The second one is absolutely correct but the first in the first one $\csc^2x$ is in the form of $a+bi$. And so first one wasn't the correct answer.

But I am having doubt in the answer, as by Euler's formula,

$$\sin x=\frac{e^{ix}-e^{-ix}}{2i}$$

And here putting a suitable complex value of $x$, $\sin x$ can have a value in form of $a+bi$ and so $\csc^2 x$.

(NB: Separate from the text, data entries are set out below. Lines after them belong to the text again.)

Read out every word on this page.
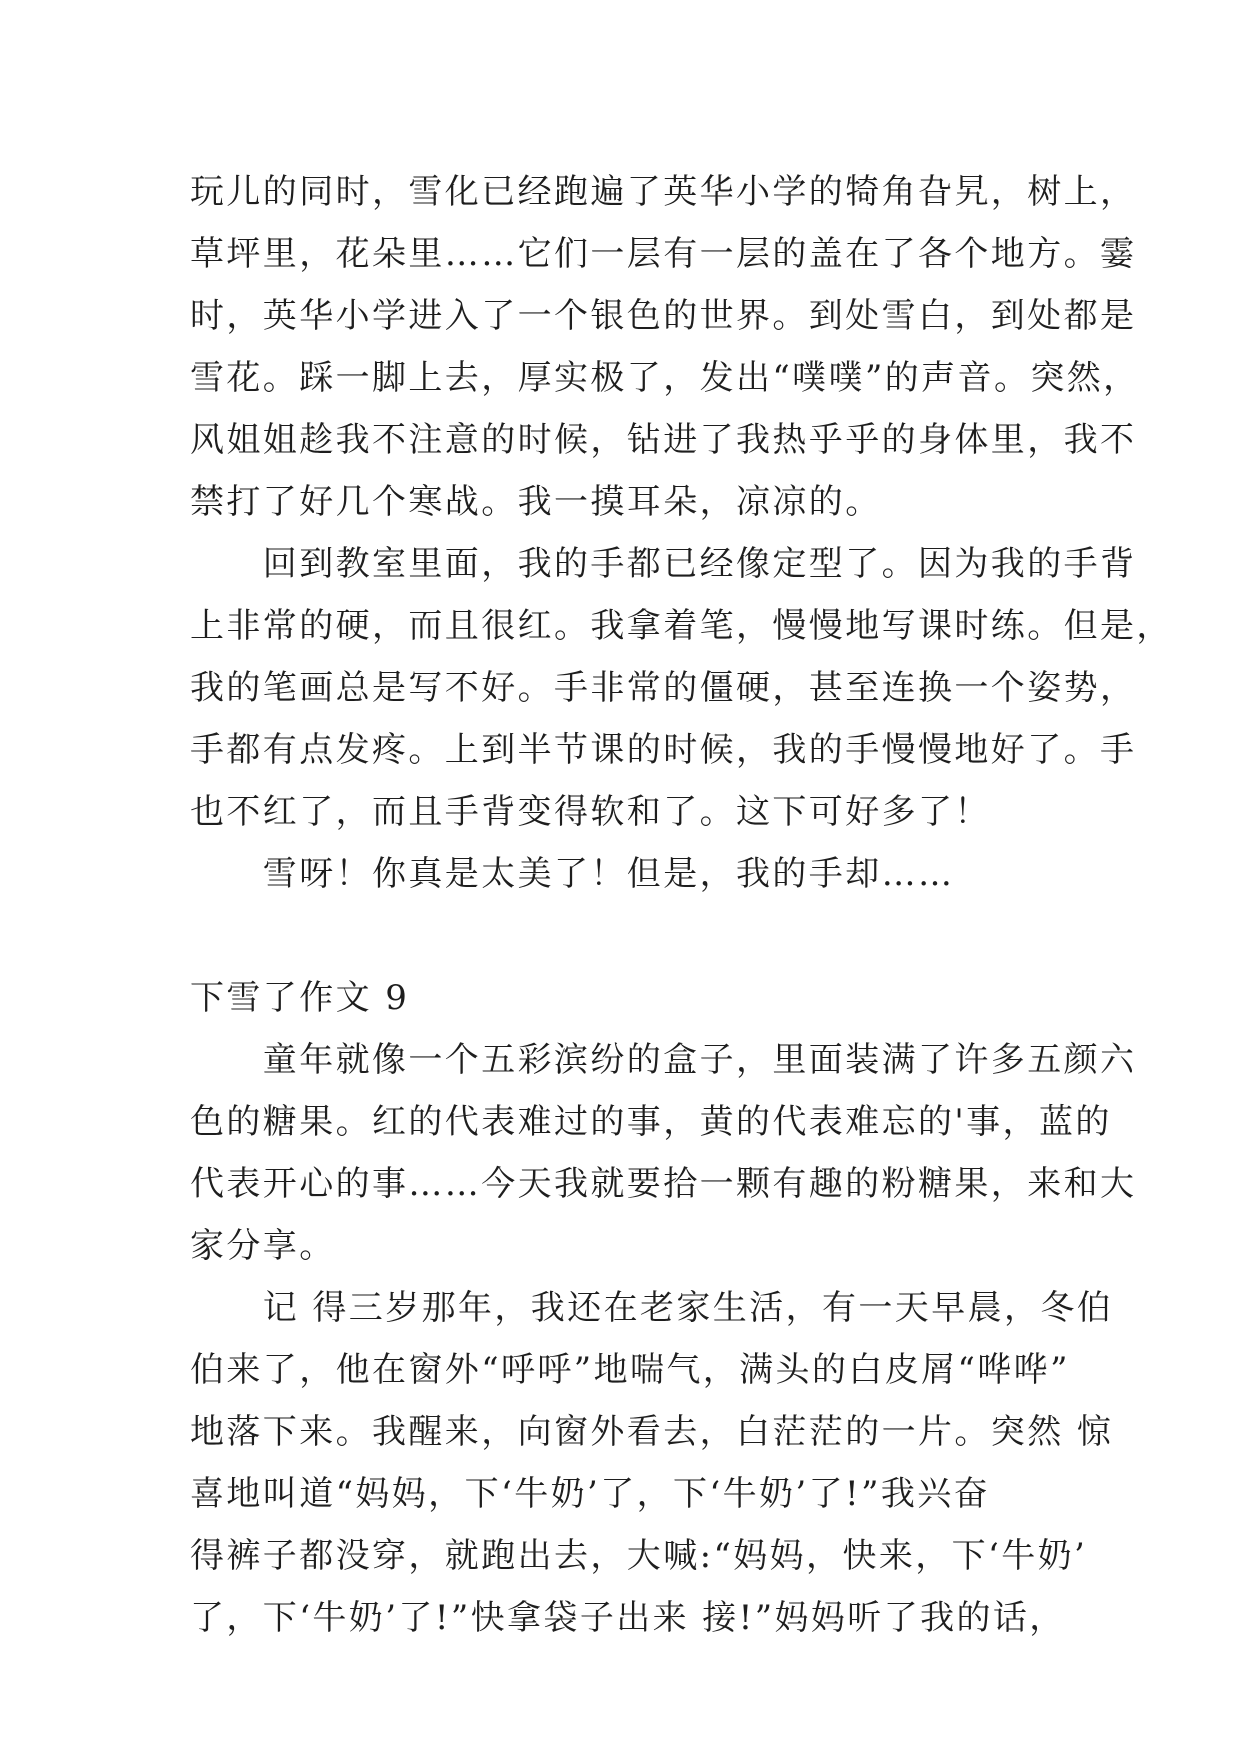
玩儿的同时，雪化已经跑遍了英华小学的犄角旮旯，树上，
草坪里，花朵里……它们一层有一层的盖在了各个地方。霎
时，英华小学进入了一个银色的世界。到处雪白，到处都是
雪花。踩一脚上去，厚实极了，发出“噗噗”的声音。突然，
风姐姐趁我不注意的时候，钻进了我热乎乎的身体里，我不
禁打了好几个寒战。我一摸耳朵，凉凉的。
　　回到教室里面，我的手都已经像定型了。因为我的手背
上非常的硬，而且很红。我拿着笔，慢慢地写课时练。但是，
我的笔画总是写不好。手非常的僵硬，甚至连换一个姿势，
手都有点发疼。上到半节课的时候，我的手慢慢地好了。手
也不红了，而且手背变得软和了。这下可好多了！
　　雪呀！你真是太美了！但是，我的手却……
下雪了作文 9
　　童年就像一个五彩滨纷的盒子，里面装满了许多五颜六
色的糖果。红的代表难过的事，黄的代表难忘的'事，蓝的
代表开心的事……今天我就要拾一颗有趣的粉糖果，来和大
家分享。
　　记 得三岁那年，我还在老家生活，有一天早晨，冬伯
伯来了，他在窗外“呼呼”地喘气，满头的白皮屑“哗哗”
地落下来。我醒来，向窗外看去，白茫茫的一片。突然 惊
喜地叫道“妈妈，下‘牛奶’了，下‘牛奶’了!”我兴奋
得裤子都没穿，就跑出去，大喊:“妈妈，快来，下‘牛奶’
了，下‘牛奶’了!”快拿袋子出来 接!”妈妈听了我的话，
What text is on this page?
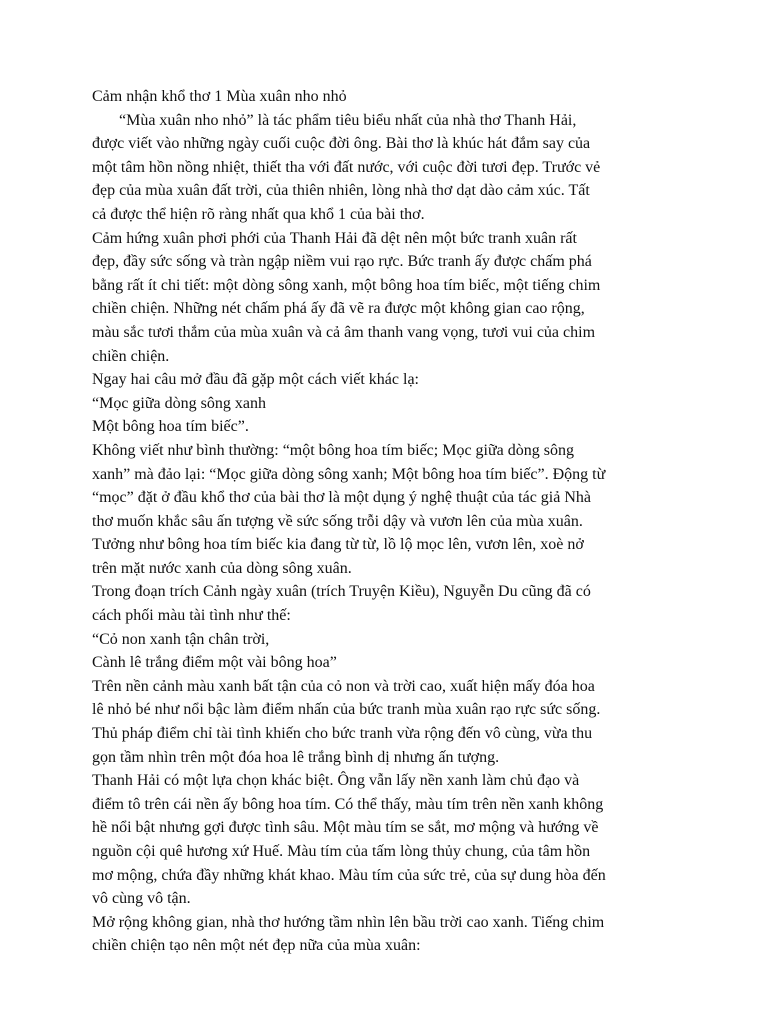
Cảm nhận khổ thơ 1 Mùa xuân nho nhỏ
“Mùa xuân nho nhỏ” là tác phẩm tiêu biểu nhất của nhà thơ Thanh Hải,
được viết vào những ngày cuối cuộc đời ông. Bài thơ là khúc hát đắm say của
một tâm hồn nồng nhiệt, thiết tha với đất nước, với cuộc đời tươi đẹp. Trước vẻ
đẹp của mùa xuân đất trời, của thiên nhiên, lòng nhà thơ dạt dào cảm xúc. Tất
cả được thể hiện rõ ràng nhất qua khổ 1 của bài thơ.
Cảm hứng xuân phơi phới của Thanh Hải đã dệt nên một bức tranh xuân rất
đẹp, đầy sức sống và tràn ngập niềm vui rạo rực. Bức tranh ấy được chấm phá
bằng rất ít chi tiết: một dòng sông xanh, một bông hoa tím biếc, một tiếng chim
chiền chiện. Những nét chấm phá ấy đã vẽ ra được một không gian cao rộng,
màu sắc tươi thắm của mùa xuân và cả âm thanh vang vọng, tươi vui của chim
chiền chiện.
Ngay hai câu mở đầu đã gặp một cách viết khác lạ:
“Mọc giữa dòng sông xanh
Một bông hoa tím biếc”.
Không viết như bình thường: “một bông hoa tím biếc; Mọc giữa dòng sông
xanh” mà đảo lại: “Mọc giữa dòng sông xanh; Một bông hoa tím biếc”. Động từ
“mọc” đặt ở đầu khổ thơ của bài thơ là một dụng ý nghệ thuật của tác giả Nhà
thơ muốn khắc sâu ấn tượng về sức sống trỗi dậy và vươn lên của mùa xuân.
Tưởng như bông hoa tím biếc kia đang từ từ, lồ lộ mọc lên, vươn lên, xoè nở
trên mặt nước xanh của dòng sông xuân.
Trong đoạn trích Cảnh ngày xuân (trích Truyện Kiều), Nguyễn Du cũng đã có
cách phối màu tài tình như thế:
“Cỏ non xanh tận chân trời,
Cành lê trắng điểm một vài bông hoa”
Trên nền cảnh màu xanh bất tận của cỏ non và trời cao, xuất hiện mấy đóa hoa
lê nhỏ bé như nổi bậc làm điểm nhấn của bức tranh mùa xuân rạo rực sức sống.
Thủ pháp điểm chỉ tài tình khiến cho bức tranh vừa rộng đến vô cùng, vừa thu
gọn tầm nhìn trên một đóa hoa lê trắng bình dị nhưng ấn tượng.
Thanh Hải có một lựa chọn khác biệt. Ông vẫn lấy nền xanh làm chủ đạo và
điểm tô trên cái nền ấy bông hoa tím. Có thể thấy, màu tím trên nền xanh không
hề nổi bật nhưng gợi được tình sâu. Một màu tím se sắt, mơ mộng và hướng về
nguồn cội quê hương xứ Huế. Màu tím của tấm lòng thủy chung, của tâm hồn
mơ mộng, chứa đầy những khát khao. Màu tím của sức trẻ, của sự dung hòa đến
vô cùng vô tận.
Mở rộng không gian, nhà thơ hướng tầm nhìn lên bầu trời cao xanh. Tiếng chim
chiền chiện tạo nên một nét đẹp nữa của mùa xuân:
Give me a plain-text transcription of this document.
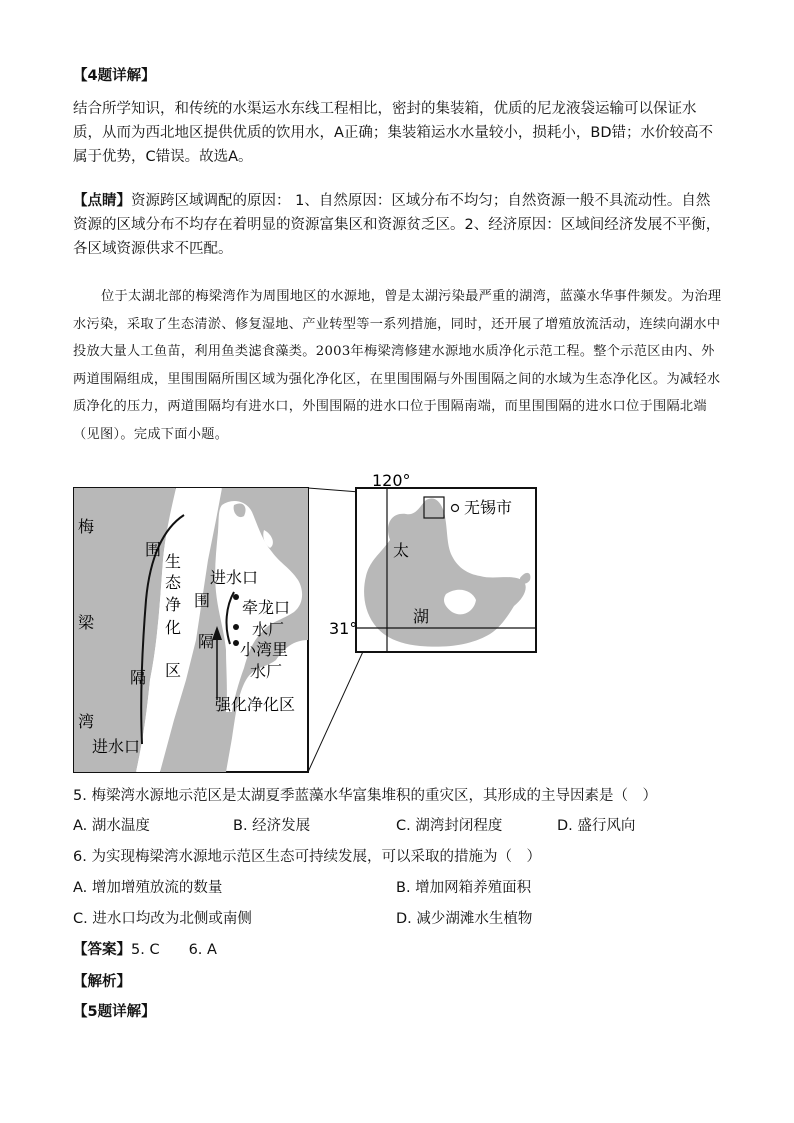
【4题详解】
结合所学知识，和传统的水渠运水东线工程相比，密封的集装箱，优质的尼龙液袋运输可以保证水质，从而为西北地区提供优质的饮用水，A正确；集装箱运水水量较小，损耗小，BD错；水价较高不属于优势，C错误。故选A。
【点睛】资源跨区域调配的原因： 1、自然原因：区域分布不均匀；自然资源一般不具流动性。自然资源的区域分布不均存在着明显的资源富集区和资源贫乏区。2、经济原因：区域间经济发展不平衡，各区域资源供求不匹配。
位于太湖北部的梅梁湾作为周围地区的水源地，曾是太湖污染最严重的湖湾，蓝藻水华事件频发。为治理水污染，采取了生态清淤、修复湿地、产业转型等一系列措施，同时，还开展了增殖放流活动，连续向湖水中投放大量人工鱼苗，利用鱼类滤食藻类。2003年梅梁湾修建水源地水质净化示范工程。整个示范区由内、外两道围隔组成，里围围隔所围区域为强化净化区，在里围围隔与外围围隔之间的水域为生态净化区。为减轻水质净化的压力，两道围隔均有进水口，外围围隔的进水口位于围隔南端，而里围围隔的进水口位于围隔北端（见图）。完成下面小题。
梅
梁
湾
围
隔
进水口
生
态
净
化
区
进水口
围
隔
牵龙口
水厂
小湾里
水厂
强化净化区
120°
31°
无锡市
太
湖
5. 梅梁湾水源地示范区是太湖夏季蓝藻水华富集堆积的重灾区，其形成的主导因素是（　）
A. 湖水温度	B. 经济发展	C. 湖湾封闭程度	D. 盛行风向
6. 为实现梅梁湾水源地示范区生态可持续发展，可以采取的措施为（　）
A. 增加增殖放流的数量	B. 增加网箱养殖面积
C. 进水口均改为北侧或南侧	D. 减少湖滩水生植物
【答案】5. C　　6. A
【解析】
【5题详解】
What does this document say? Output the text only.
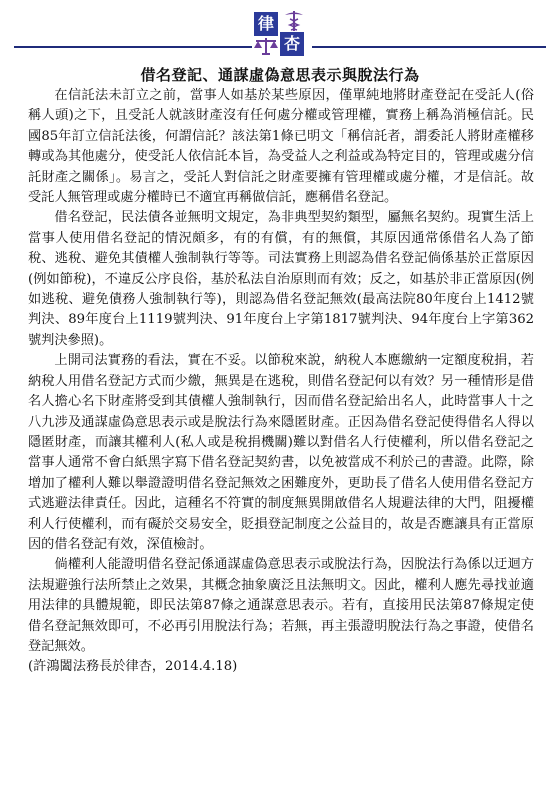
律
杏
借名登記、通謀虛偽意思表示與脫法行為

在信託法未訂立之前，當事人如基於某些原因，僅單純地將財產登記在受託人(俗稱人頭)之下，且受託人就該財產沒有任何處分權或管理權，實務上稱為消極信託。民國85年訂立信託法後，何謂信託？該法第1條已明文「稱信託者，謂委託人將財產權移轉或為其他處分，使受託人依信託本旨，為受益人之利益或為特定目的，管理或處分信託財產之關係」。易言之，受託人對信託之財產要擁有管理權或處分權，才是信託。故受託人無管理或處分權時已不適宜再稱做信託，應稱借名登記。

借名登記，民法債各並無明文規定，為非典型契約類型，屬無名契約。現實生活上當事人使用借名登記的情況頗多，有的有償，有的無償，其原因通常係借名人為了節稅、逃稅、避免其債權人強制執行等等。司法實務上則認為借名登記倘係基於正當原因(例如節稅)，不違反公序良俗，基於私法自治原則而有效；反之，如基於非正當原因(例如逃稅、避免債務人強制執行等)，則認為借名登記無效(最高法院80年度台上1412號判決、89年度台上1119號判決、91年度台上字第1817號判決、94年度台上字第362號判決參照)。

上開司法實務的看法，實在不妥。以節稅來說，納稅人本應繳納一定額度稅捐，若納稅人用借名登記方式而少繳，無異是在逃稅，則借名登記何以有效？另一種情形是借名人擔心名下財產將受到其債權人強制執行，因而借名登記給出名人，此時當事人十之八九涉及通謀虛偽意思表示或是脫法行為來隱匿財產。正因為借名登記使得借名人得以隱匿財產，而讓其權利人(私人或是稅捐機關)難以對借名人行使權利，所以借名登記之當事人通常不會白紙黑字寫下借名登記契約書，以免被當成不利於己的書證。此際，除增加了權利人難以舉證證明借名登記無效之困難度外，更助長了借名人使用借名登記方式逃避法律責任。因此，這種名不符實的制度無異開啟借名人規避法律的大門，阻擾權利人行使權利，而有礙於交易安全，貶損登記制度之公益目的，故是否應讓具有正當原因的借名登記有效，深值檢討。

倘權利人能證明借名登記係通謀虛偽意思表示或脫法行為，因脫法行為係以迂迴方法規避強行法所禁止之效果，其概念抽象廣泛且法無明文。因此，權利人應先尋找並適用法律的具體規範，即民法第87條之通謀意思表示。若有，直接用民法第87條規定使借名登記無效即可，不必再引用脫法行為；若無，再主張證明脫法行為之事證，使借名登記無效。

(許鴻闔法務長於律杏，2014.4.18)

So, am I correct? Can we put a complex value in trigonometric functions or can they have a complex value? And also tell what if $\sin x=2$?

Answer 1

Yes, but your notation is a bit unconventional. People usually write $z=x+yi$ where $x,y \in \mathbb R$. So, writing Euler's formulae for $\sin$ and $\cos$, we have sensible definitions for all the trigonometric functions evaluated at a complex number and these definitions, when restricted to the real numbers, agree with the real trigonometric functions. Moreover, the addition formulae for $\sin(z_1+z_2)$ and $\cos(z_1+z_2)$ as well as such old favourites as $\sin^2(z)+\cos^2(z)=1$ work exactly as one would hope. To solve $\sin(z)=2$, equate real andimaginary parts.

Answer 2

If you want to solve the equation $$\csc (x+i y)=a+i\,b$$ expand first the cosecant, go to hyperbolic functions, use the conjugate, separate the real and imaginary parts to end with $$\frac{\sin (x) \cosh (y)}{\cos ^2(x) \sinh ^2(y)+\sin ^2(x) \cosh ^2(y)}=a \tag 1$$ $$\frac{\cos (x) \sinh (y)}{\cos ^2(x) \sinh ^2(y)+\sin ^2(x) \cosh ^2(y)}=-b \tag 2$$ Computing the ratio $$\tan (x) \coth (y)=-\frac ab\quad \implies \quad \color{blue}{y=-\coth ^{-1}\left(\frac{a }{b}\cot (x)\right)} \tag 3$$ Replacing $y$ in $(1)$ give the simple $$\csc (x) \sqrt{1-\frac{b^2 }{a^2}\tan ^2(x)}=\frac{a^2+b^2}{a}$$ Squaring $$\csc ^2(x)-\frac{b^2 }{a^2}\sec ^2(x)=\left(\frac{a^2+b^2}{a}\right)^2$$ Cross multiply by $\sin^2(x)\,\cos^2(x)$ $$\cos ^2(x)-\frac{b^2 }{a^2}\sin ^2(x)=\left(\frac{a^2+b^2}{a}\right)^2\sin^2(x)\,\cos^2(x)$$ Let $x=\sin^{-1}(t)$ to obtain $$t^4-\frac{a^2+b^2+1}{a^2+b^2} t^2+\frac{a^2}{\left(a^2+b^2\right)^2}=0$$ which is just a quadratic in $t^2$.